Multiple Factors Considered When Determining Independent Contractor Status

February 17, 2011  |  From HRCalifornia Extra

Although the right to control the work is still the most important factor in determining independent contractor or employee status, other factors must also be considered. Some factors include whether or not the employer provides benefits to the workers and terms of a collective bargaining agreement (CBA). Truck owners transporting cargo between ports and the employer's customers brought suit against Bridge Terminal Transport, Inc., for failure to:

  • Pay minimum wage
  • Pay all wages due upon termination
  • Provide itemized wage statements

The court ruled that the truck owners are employees, not independent contractors (Arzate v. Bridge Terminal Transport, Inc., 2011 Cal. App. LEXIS 115).

Bridge Terminal's business was to arrange for transportation of cargo between the ports of Los Angeles, Long Beach and San Diego, and its customers' facilities. Bridge Terminal did not own any trucks, but considered itself a "common carrier" in the business of transporting property.

The truck drivers were members of the Teamsters Union and were subject to a collective bargaining agreement (CBA) between Bridge Terminal and the Teamsters. According to the CBA, the truck drivers who brought this claim were classified as "employee owner/operators" who worked exclusively for Bridge Terminal. The owner/operators signed an agreement with Bridge Terminal to lease their trucks exclusively to Bridge Terminal.

Bridge Terminal required a specific size vehicle and it inspected and approved the trucks the drivers owned. The drivers were responsible for all expenses (fuel, registration, maintenance, repairs, taxes and insurance). They determined actual routes taken when delivering cargo, used their own maps, scheduled their own meal and rest breaks, decided where to park their trucks and paid a parking fee if they parked in the company's yard.

The employer provided placards with the company's name that the drivers affixed to their trucks.
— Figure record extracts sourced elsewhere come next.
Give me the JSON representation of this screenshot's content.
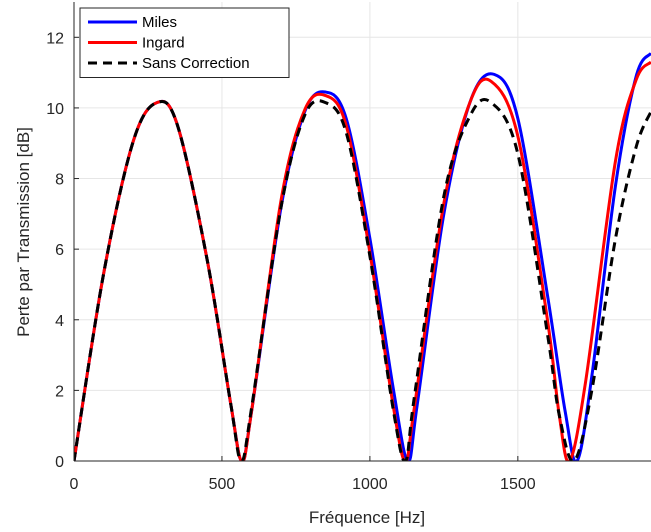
{
  "chart_data": {
    "type": "line",
    "title": "",
    "xlabel": "Fréquence [Hz]",
    "ylabel": "Perte par Transmission [dB]",
    "xlim": [
      0,
      1950
    ],
    "ylim": [
      0,
      13
    ],
    "xticks": [
      0,
      500,
      1000,
      1500
    ],
    "yticks": [
      0,
      2,
      4,
      6,
      8,
      10,
      12
    ],
    "xtick_labels": [
      "0",
      "500",
      "1000",
      "1500"
    ],
    "ytick_labels": [
      "0",
      "2",
      "4",
      "6",
      "8",
      "10",
      "12"
    ],
    "grid": true,
    "legend_position": "top-left",
    "series": [
      {
        "name": "Miles",
        "color": "#0000ff",
        "style": "solid",
        "x": [
          0,
          100,
          200,
          280,
          350,
          450,
          530,
          567,
          600,
          700,
          780,
          850,
          920,
          1000,
          1080,
          1128,
          1160,
          1250,
          1340,
          1420,
          1500,
          1600,
          1660,
          1700,
          1750,
          1830,
          1900,
          1950
        ],
        "y": [
          0,
          5.3,
          9.05,
          10.15,
          9.5,
          5.7,
          1.6,
          0,
          1.4,
          7.2,
          9.9,
          10.45,
          9.7,
          6.3,
          2.0,
          0,
          1.6,
          7.0,
          10.2,
          10.95,
          9.7,
          4.7,
          1.4,
          0,
          2.4,
          7.8,
          10.9,
          11.55
        ]
      },
      {
        "name": "Ingard",
        "color": "#ff0000",
        "style": "solid",
        "x": [
          0,
          100,
          200,
          280,
          350,
          450,
          530,
          567,
          600,
          700,
          780,
          850,
          920,
          1000,
          1080,
          1120,
          1150,
          1250,
          1340,
          1410,
          1500,
          1600,
          1640,
          1675,
          1730,
          1830,
          1900,
          1950
        ],
        "y": [
          0,
          5.3,
          9.05,
          10.15,
          9.5,
          5.7,
          1.6,
          0,
          1.4,
          7.4,
          9.95,
          10.35,
          9.5,
          5.9,
          1.5,
          0,
          1.5,
          7.3,
          10.2,
          10.75,
          9.2,
          4.0,
          1.3,
          0,
          2.3,
          8.5,
          10.8,
          11.3
        ]
      },
      {
        "name": "Sans Correction",
        "color": "#000000",
        "style": "dashed",
        "x": [
          0,
          100,
          200,
          280,
          350,
          450,
          530,
          565,
          600,
          700,
          780,
          850,
          920,
          1000,
          1080,
          1120,
          1150,
          1250,
          1340,
          1410,
          1500,
          1600,
          1640,
          1690,
          1750,
          1830,
          1900,
          1950
        ],
        "y": [
          0,
          5.3,
          9.05,
          10.15,
          9.5,
          5.7,
          1.6,
          0,
          1.5,
          7.2,
          9.8,
          10.15,
          9.3,
          5.8,
          1.4,
          0,
          1.8,
          7.5,
          9.8,
          10.15,
          8.7,
          3.6,
          1.3,
          0,
          2.0,
          6.3,
          8.9,
          9.9
        ]
      }
    ]
  }
}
The company dispatchers communicated with the drivers as to when and where they should pick up and deliver cargo, and drivers had to maintain communication with company dispatchers if they were delayed in making a pick up or delivery. The company maintained specific rules about calling in if a driver was not reporting for work and an absence control policy that applied to the drivers.

Loads were assigned by seniority, with the better paying jobs going to the driver with the most seniority with the company. The company required that the drivers complete and turn in log books and required the drivers to periodically attend company provided training.

The drivers received two types of compensation from the employer:

  1. Money for the lease of the truck
  2. A payroll check for the services of the driver

The drivers received W-2 wage and tax statements which indicated they were "employees" of the company, and they were eligible for company's health insurance plan. The compensation for the drivers was based on the "haul" and distance of the haul, as well as hourly compensation for any time spent waiting.

Though the company maintained that it did not control the "manner and means" by which the drivers hauled cargo, the court reviewed other factors that must be considered:

  • The CBA with the union referred to the drivers as employees of Bridge Terminal.
  • The company issued W-2 forms to the drivers, withheld taxes and offered health benefits.
  • The company paid hourly rates for waiting time and meetings.
  • The company could terminate the lease with 24 hours' notice - i.e. discharge at will, without cause.

The court noted that though the company argued that the drivers did not perform work as part of the company's regular business, the company's own documentation indicated it was a motor carrier involved in transportation. Therefore, the drivers were engaged in work that is part of the regular business of the company.

The trial court determined (before trial) that the drivers were independent contractors, and dismissed the case. The court of appeal overturned the lower court decision, finding that the drivers were employees and returned the case to the lower court.

Best Practices

  • Assume all workers are employees unless they clearly meet all legal requirements and pass all tests various federal and state agencies use for proper classification of independent contractors. State and federal agencies use their own tests to determine whether an individual qualifies as an independent contractor. Understand them all before classifying an individual as an independent contractor.
  • Require each independent contractor hired to sign a contract, approved by legal counsel, specifying the scope of work and the terms of the agreement.
  • Report independent contractors to the EDD's New Employee Registry within 20 days of the start-of-work date. Use the Report of Independent Contractor(s)(Form DE 542).
  • Be careful in making a decision. Each case is unique, and employers face costly penalties for making a mistake. Consult legal counsel to help determine an individual's status.